In 1990 Whitten discovered that his acrylic skins that were used as collage could be cut into tesserae. Tesserae are the units in ancient mosaics. They also function as pixels, which are the units in contemporary electronic communication. Due to the complexity of process he divides it into three distinct processes: Construction, Deconstruction, Reconstruction. Construction is the building of the acrylic skin. Deconstruction is the literal cutting or breaking of the unit after freezing the skin. Reconstruction is the final making of the painting. In response to hand surgery in 2012, the tesserae disappeared into a unified wave surface with a three-dimensional line embedded in the wet acrylic surface, these are known as the Loop paintings. The current Escalation series continues the use of tesserae, but with a more explosive, organic energy. They reflect his interest in the molecular patterns found in particle physics. Cosmologically speaking, Whitten’s position is that the universe is both expanding and shrinking simultaneously.

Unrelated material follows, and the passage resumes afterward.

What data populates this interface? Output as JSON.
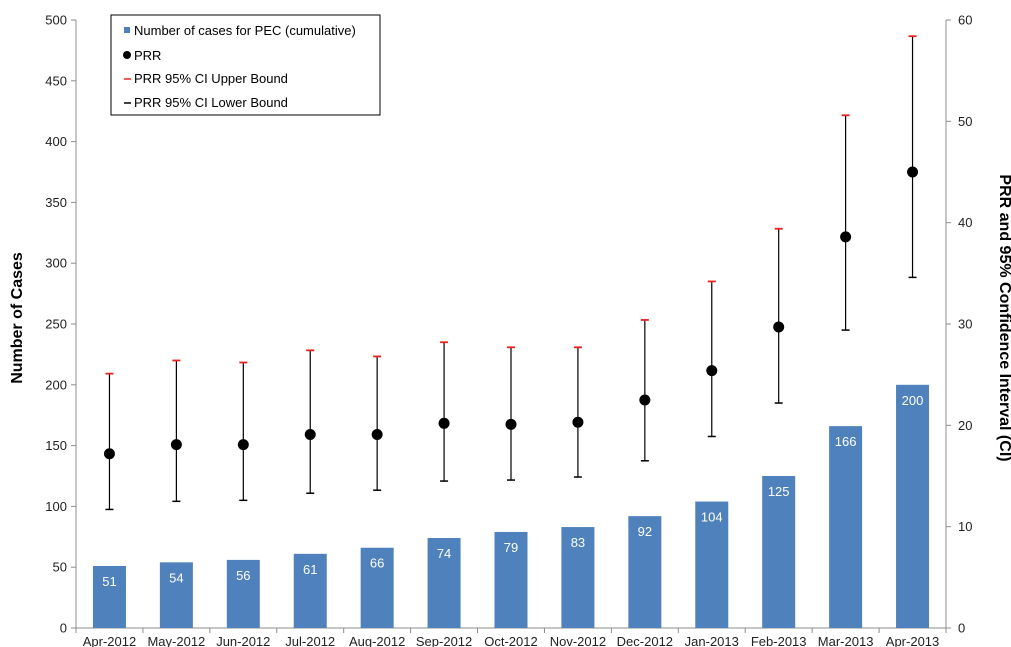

Jack Whitten’s works are currently included in group shows at: Foundation De 11 Lijnen, Oudenburg; Hammer Museum, Los Angeles. Upcoming group shows will be at The Menil Collection, Houston; Kunstmuseum Stuttgart. For ‘Atopolis’, a group show in Mons curated by Dirk Snauwaert, Whitten has created a monumental piece that will be on view from 13 June until 18 October 2015. His work has been exhibited in the 1969 and 1972 Whitney Annuals at the Whitney Museum of American Art, New York; and a landmark 1974 solo exhibition at the Whitney Museum of American Art. Recently, Whitten’s work has been featured at the Brooklyn Museum (2014); Museum Dhondt-Dhaenens, Deurle (2014), 55th Venice Biennale (2013); among others. His work is represented in the collections of the Museum of Modern Art, New York; Metropolitan Museum of Art, New York; Tate Modern, London; Whitney Museum of Art, New York; Birmingham Museum of Art; Brooklyn Museum, New York; Aldrich Museum, Ridgefield; Cleveland Museum of Art, Cleveland; Columbia University, New York; Fogg Art Museum of Art, New York; High Museum of Art Atlanta, Atlanta; Museum of Contemporary Art San Diego, San Diego; Newark Mseum; Newark; Palm Springs museum, Palm Springs; Princeton Art Museum, Princeton; Rose Art Museum, Waltham/Boston; SFMOMA, San Francisco; Studio Museum of Harlem, New York; Wadsworth Atheneum Museum of Art, New York; Walker Art Center, Minneapolis and Dallas Museum of Art, Dallas among others.